Your assumption on the distribution of randomly chosen numbers is incorrect. The numbers you are seeing appear to be as expected.

You never define what you mean by “nearly uniformly distributed on average”.

I think the following experiment will help you understand why your expectation is wrong:

Take 1000 balls and 50 bins. Throw each ball into a random bin. Then observe the resulting distribution. You will see that it is not even. This is called a Poisson process and contrary to intuition, it does not produce an even distribution.

By nearly uniform, I meant I expect each node to appear in [mean±error] of the GetClosestPeers() calls.

As a comparison with your thought experiment, 1000 balls correspond to 1000 keys, and 50 bins correspond to 50 peers(or the peerIDs). But we are not randomly throwing each key into some peer. We are choosing peers as per a distance function defined using XOR of hashed keys and peerIDs, as per the lookup-algorithm of Kademlia DHT. This is true for both [B], and [A] if my understanding of the algorithm is correct.

By nearly uniform, I meant I expect each node to appear in [mean±error] of the GetClosestPeers() calls.

FYI, this means you allow no samples outside of a standard deviation. This is not what we expect, because
this requirement is unreasonably strong. In fact, there are theorems that show that no random sampling algorithms with
independent choices (keys and peer ids are independently random) can attain this property.

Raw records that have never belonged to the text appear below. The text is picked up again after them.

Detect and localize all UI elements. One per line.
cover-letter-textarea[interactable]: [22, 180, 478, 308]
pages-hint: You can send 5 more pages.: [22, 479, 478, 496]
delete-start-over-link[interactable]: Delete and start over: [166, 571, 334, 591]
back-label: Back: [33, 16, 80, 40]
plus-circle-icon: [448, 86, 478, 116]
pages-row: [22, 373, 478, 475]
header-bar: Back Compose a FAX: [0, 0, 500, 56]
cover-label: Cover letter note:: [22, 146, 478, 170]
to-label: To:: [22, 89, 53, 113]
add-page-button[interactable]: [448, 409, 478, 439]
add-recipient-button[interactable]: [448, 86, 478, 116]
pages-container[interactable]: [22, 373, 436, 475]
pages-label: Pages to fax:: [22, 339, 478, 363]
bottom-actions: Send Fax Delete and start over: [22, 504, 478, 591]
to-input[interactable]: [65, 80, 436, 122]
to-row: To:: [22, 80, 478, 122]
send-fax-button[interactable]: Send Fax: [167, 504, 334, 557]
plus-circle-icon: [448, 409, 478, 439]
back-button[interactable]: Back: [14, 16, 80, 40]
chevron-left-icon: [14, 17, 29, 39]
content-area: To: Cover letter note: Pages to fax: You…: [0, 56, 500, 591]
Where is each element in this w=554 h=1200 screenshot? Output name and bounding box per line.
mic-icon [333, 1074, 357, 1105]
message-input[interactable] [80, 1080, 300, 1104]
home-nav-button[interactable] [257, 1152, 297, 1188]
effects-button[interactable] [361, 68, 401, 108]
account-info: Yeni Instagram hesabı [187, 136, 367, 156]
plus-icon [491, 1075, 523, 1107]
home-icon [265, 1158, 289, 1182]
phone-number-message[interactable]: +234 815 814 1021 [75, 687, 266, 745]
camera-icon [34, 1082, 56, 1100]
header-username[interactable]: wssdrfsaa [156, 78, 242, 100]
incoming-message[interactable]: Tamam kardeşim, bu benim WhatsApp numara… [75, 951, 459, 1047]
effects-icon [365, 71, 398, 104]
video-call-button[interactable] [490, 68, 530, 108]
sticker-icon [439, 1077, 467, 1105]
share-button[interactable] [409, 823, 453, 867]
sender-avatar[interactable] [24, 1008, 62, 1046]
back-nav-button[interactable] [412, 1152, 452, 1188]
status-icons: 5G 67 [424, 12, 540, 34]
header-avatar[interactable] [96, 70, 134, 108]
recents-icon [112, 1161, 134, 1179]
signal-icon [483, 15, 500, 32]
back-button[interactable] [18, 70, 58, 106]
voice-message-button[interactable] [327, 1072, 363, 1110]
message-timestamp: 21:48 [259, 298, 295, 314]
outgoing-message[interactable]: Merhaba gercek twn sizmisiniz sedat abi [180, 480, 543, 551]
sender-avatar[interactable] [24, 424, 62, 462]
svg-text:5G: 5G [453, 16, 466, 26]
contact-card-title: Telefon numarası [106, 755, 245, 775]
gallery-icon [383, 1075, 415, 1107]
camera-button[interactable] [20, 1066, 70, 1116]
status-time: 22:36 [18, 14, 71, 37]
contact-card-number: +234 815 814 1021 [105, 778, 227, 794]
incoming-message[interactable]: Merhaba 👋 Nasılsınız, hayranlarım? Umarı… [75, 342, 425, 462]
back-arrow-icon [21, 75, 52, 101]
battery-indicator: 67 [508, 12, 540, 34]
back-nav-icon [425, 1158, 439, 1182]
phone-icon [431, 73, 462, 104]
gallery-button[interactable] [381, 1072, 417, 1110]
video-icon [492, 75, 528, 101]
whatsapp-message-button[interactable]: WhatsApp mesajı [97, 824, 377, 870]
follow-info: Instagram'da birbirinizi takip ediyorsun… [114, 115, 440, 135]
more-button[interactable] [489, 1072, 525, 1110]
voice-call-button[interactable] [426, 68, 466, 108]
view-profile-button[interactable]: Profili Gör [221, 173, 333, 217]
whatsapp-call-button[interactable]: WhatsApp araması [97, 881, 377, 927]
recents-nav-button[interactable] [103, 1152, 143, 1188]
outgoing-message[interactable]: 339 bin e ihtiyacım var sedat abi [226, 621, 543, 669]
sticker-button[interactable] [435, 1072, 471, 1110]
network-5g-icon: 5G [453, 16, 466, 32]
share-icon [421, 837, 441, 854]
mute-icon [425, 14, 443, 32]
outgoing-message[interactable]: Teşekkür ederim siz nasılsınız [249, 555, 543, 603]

As a comparison with your thought experiment, 1000 balls correspond to 1000 keys, and 50 bins correspond to 50 peers(or the peerIDs). But we are not randomly throwing each key into some peer. We are choosing peers as per a distance function defined using XOR of hashed keys and peerIDs, as per the lookup-algorithm of Kademlia DHT. This is true for both [B], and [A] if my understanding of the algorithm is correct.

There is an equivalence between the simple experiment I proposed and the more-complex looking algorithm of assigning keys to closest peers.
However, the equivalence is not obvious and does not fit in an email (as it requires quite some mathematical machinery to explain).

I simply wanted to show you that what you expect is not true for basic random number distribution (and it is even less true for the XOR-proximity bucketing).
But you have another way of convincing yourself that your expectation is unreasonable: Why don’t you simulate the actual algorithm itself in a short script.

Pick 50 random numbers (ids).

Pick 1000 random numbers (keys) and assign each to the XOR-closest id.

Check if the resulting distribution meets the condition (above) you expect.

This should convince you that your expectation is unreasonable, without having to understand the complex mathematics of why.